Muses – MMORPGs

MMORPGs or Massively Multiplayer Online Role Playing Games are an ever-growing segment of the video game market. They started off as very niche games that had a few hundred thousand players on the high end. Then came 2004 and the release of Blizzard’s juggernaut, World of Warcraft. World of Warcraft has, in the 6-ish years since it came out, pushed MMOs into the mainstream enough that you can find clothing, accessories, and even commercials on tv for them.

Looking back at the past…

When World of Warcraft came out, MMOs were, by today’s standards, very primitive and unpolished. Even World of Warcraft, in its first year, wasn’t anything compared to what it is now. WoW owes its success to timing and accessibility. Prior to WoW, most of the mmos were brutally punishing, horribly unforgiving, and very inaccessible. World of Warcraft decided to take a different direction, making the game accessible and comparatively easy to play. This allowed them to get a lot of people who had never played MMOsand introduce them to it. In addition, both of the two other big MMOs at the time; DAoC and EQ, were both waning, people were starting to get bored of them, about the time WoW came out. This meant a lot of existing MMO players were actively looking for something new which led to WoW’s success formula: 1 part experienced mmo players 3 parts first-timers and a dash of regular free content patches…

What has changed?

World of Warcraft has been growing for an unheard of length of time in the MMO world. It has 12 million active accounts and has broken 6 years. MMOs usually, prior to this, started to stagnate and then die within 2-4 years looking at the statistics. H0w have they prevented this from happening to them? Simple, by offering the accessible experience and polishing it continually, they have the most polished product on the market. And people continually leave WoW, try one of the other MMO’s, dislike the lack of polish, and come back to WoW. Several other MMOs have died to this. And it will continue to happen. We have two new contenders… Rift and The Old Republic – each trying to do something different to try to drag people away from WoW.

Rift:

Rift has a promising concept. It sounds like a very fun RPG. It has a wide variety of really cool sounding subclasses and a lot of really neat concepts. The problem I see: These concepts aren’t going to work very well in an end-game pve or pvp standpoint. Having a class who is powered entirely by magical effects won’t work on a raid boss who uses only physical attacks. Having a class who is fed by his enemy’s strength is either going to be incredibly weak against weaker monsters or insanely strong against bosses. For a single player, or even a diablo style small-time multiplayer, having concepts like this works really well. And would be incredibly fun. But for an mmo, balance is going to kill the fun of most of these classes. And it saddens me to see that. Truly it does, because I really like the concept.

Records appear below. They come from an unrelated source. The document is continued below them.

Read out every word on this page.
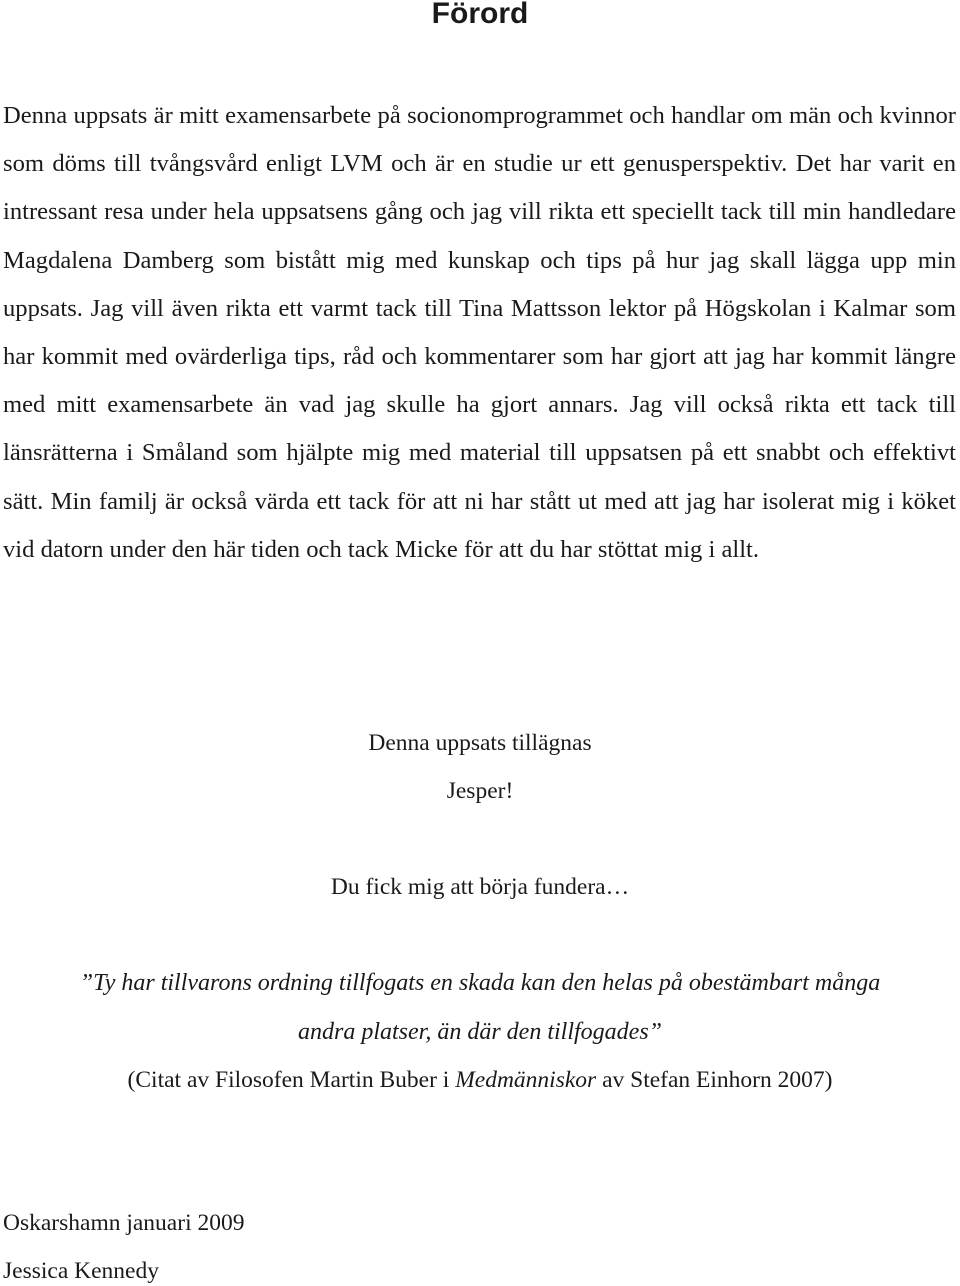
Förord

Denna uppsats är mitt examensarbete på socionomprogrammet och handlar om män och kvinnor som döms till tvångsvård enligt LVM och är en studie ur ett genusperspektiv. Det har varit en intressant resa under hela uppsatsens gång och jag vill rikta ett speciellt tack till min handledare Magdalena Damberg som bistått mig med kunskap och tips på hur jag skall lägga upp min uppsats. Jag vill även rikta ett varmt tack till Tina Mattsson lektor på Högskolan i Kalmar som har kommit med ovärderliga tips, råd och kommentarer som har gjort att jag har kommit längre med mitt examensarbete än vad jag skulle ha gjort annars. Jag vill också rikta ett tack till länsrätterna i Småland som hjälpte mig med material till uppsatsen på ett snabbt och effektivt sätt. Min familj är också värda ett tack för att ni har stått ut med att jag har isolerat mig i köket vid datorn under den här tiden och tack Micke för att du har stöttat mig i allt.

Denna uppsats tillägnas

Jesper!

Du fick mig att börja fundera…

”Ty har tillvarons ordning tillfogats en skada kan den helas på obestämbart många

andra platser, än där den tillfogades”

(Citat av Filosofen Martin Buber i Medmänniskor av Stefan Einhorn 2007)

Oskarshamn januari 2009

Jessica Kennedy
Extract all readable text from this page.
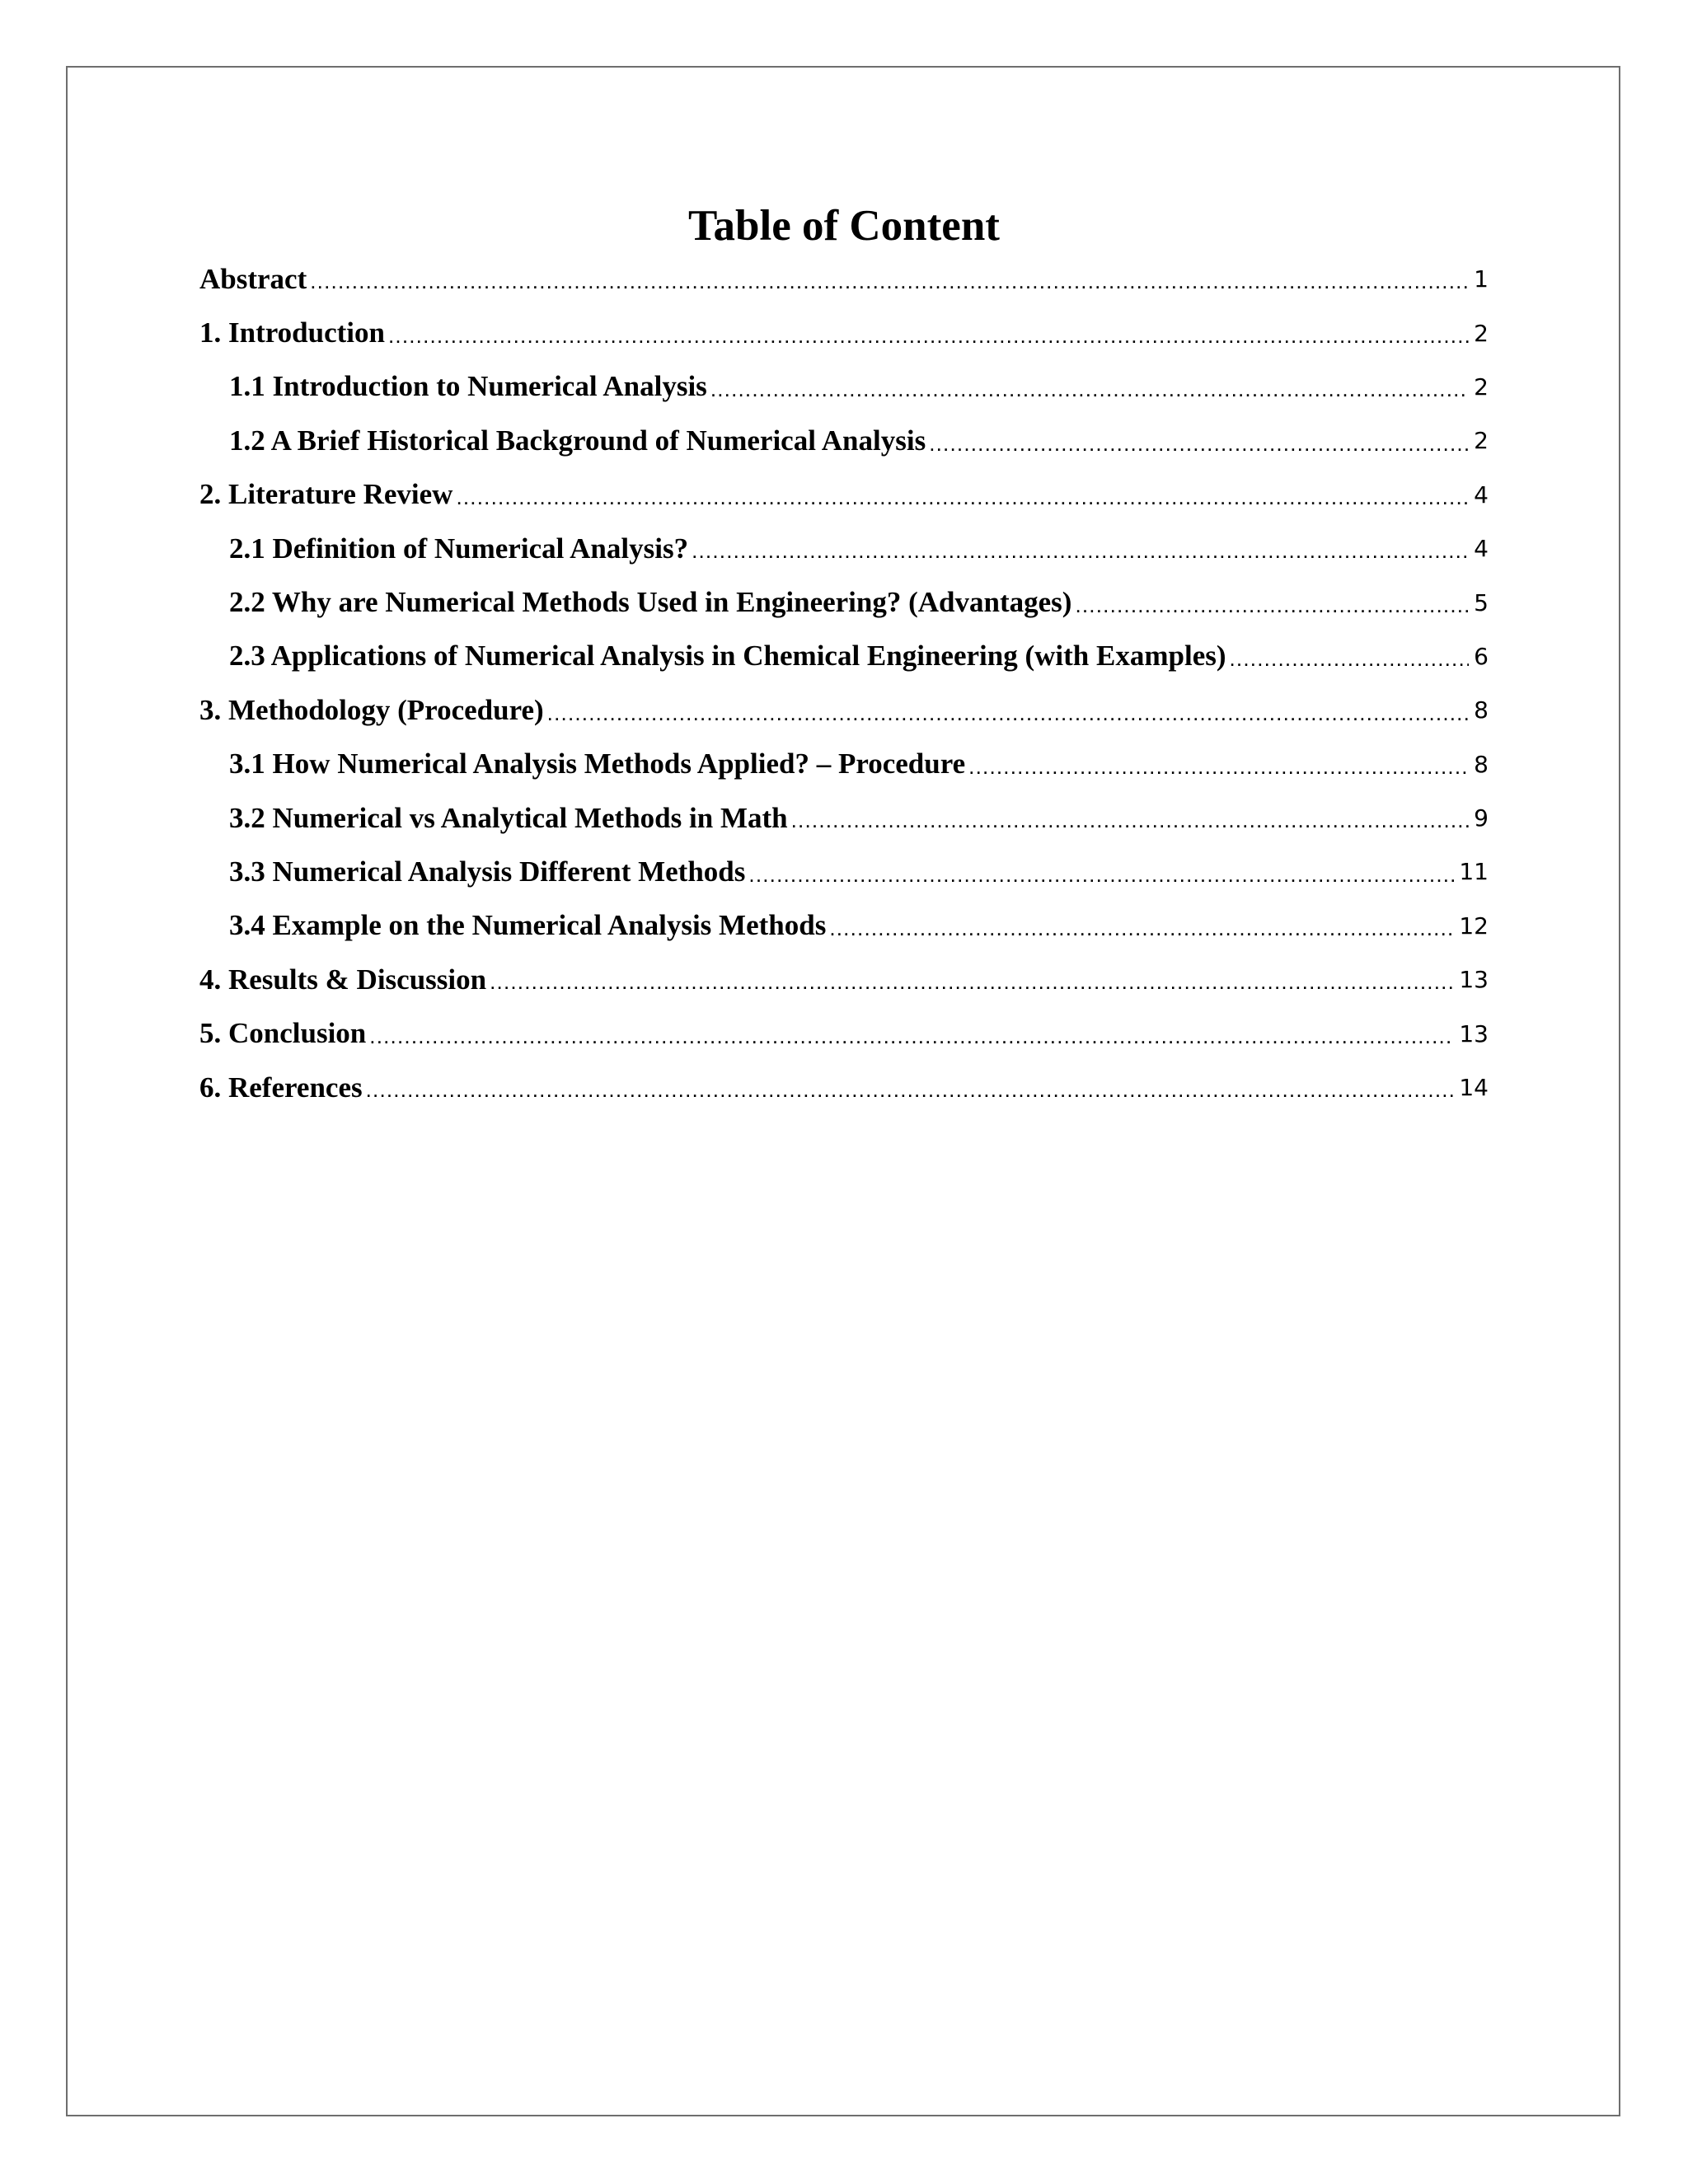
Table of Content
Abstract .....	1
1. Introduction .....	2
1.1 Introduction to Numerical Analysis .....	2
1.2 A Brief Historical Background of Numerical Analysis .....	2
2. Literature Review .....	4
2.1 Definition of Numerical Analysis? .....	4
2.2 Why are Numerical Methods Used in Engineering? (Advantages) .....	5
2.3 Applications of Numerical Analysis in Chemical Engineering (with Examples) .....	6
3. Methodology (Procedure) .....	8
3.1 How Numerical Analysis Methods Applied? – Procedure .....	8
3.2 Numerical vs Analytical Methods in Math .....	9
3.3 Numerical Analysis Different Methods .....	11
3.4 Example on the Numerical Analysis Methods .....	12
4. Results & Discussion .....	13
5. Conclusion .....	13
6. References .....	14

Star Wars: The Old Republic

This is the ‘big one’ that so many people have been talking about. And I don’t see why. If not for the license(Star Wars), I’m thoroughly convinced this MMO would bomb horribly. The last thing I want in an MMO is to have a quest experience that is SO dynamic that each individual will have their OWN universe with its OWN set of living/dead npcs dependent upon what decisions they make. Can you imagine trying to group with someone and you killed this npc but your party members are sitting their talking to dead air because that npc doesn’t exist in your timeline? How can you possibly have continuity into expansions if you have say 200 thousand players each with their own universe each with different npcs alive, different events having occurred, etc. It just seems like an unholy mess. Add to that EVERY character being voiced? God… that just sounds like torture. And then, having EVERY class able to do EVERYTHING, heal tank and dps. WoW is homogenized enough having 40% of the c lasses being able to heal and tank and all fo them able to dps. Imagine if you had mages with a tank spec or warriors with a heal spec? It just seems like a silly way of getting around group formation difficulties. But it still won’t work. Why? Because if people WANT to tank, they will roll a tank class; and if not, they won’t ‘respec’ to tank. Having the ability for, say, your bounty hunter to either dps or tank won’t make more people want to tank. It will just make more people say ‘nah, I’m a dps bounty hunter. I don’t tank’.

I’m sorry, but Bioware, stick to Mass Effect, because sinking 300 million into the Old Republic is going to bite you in the ass.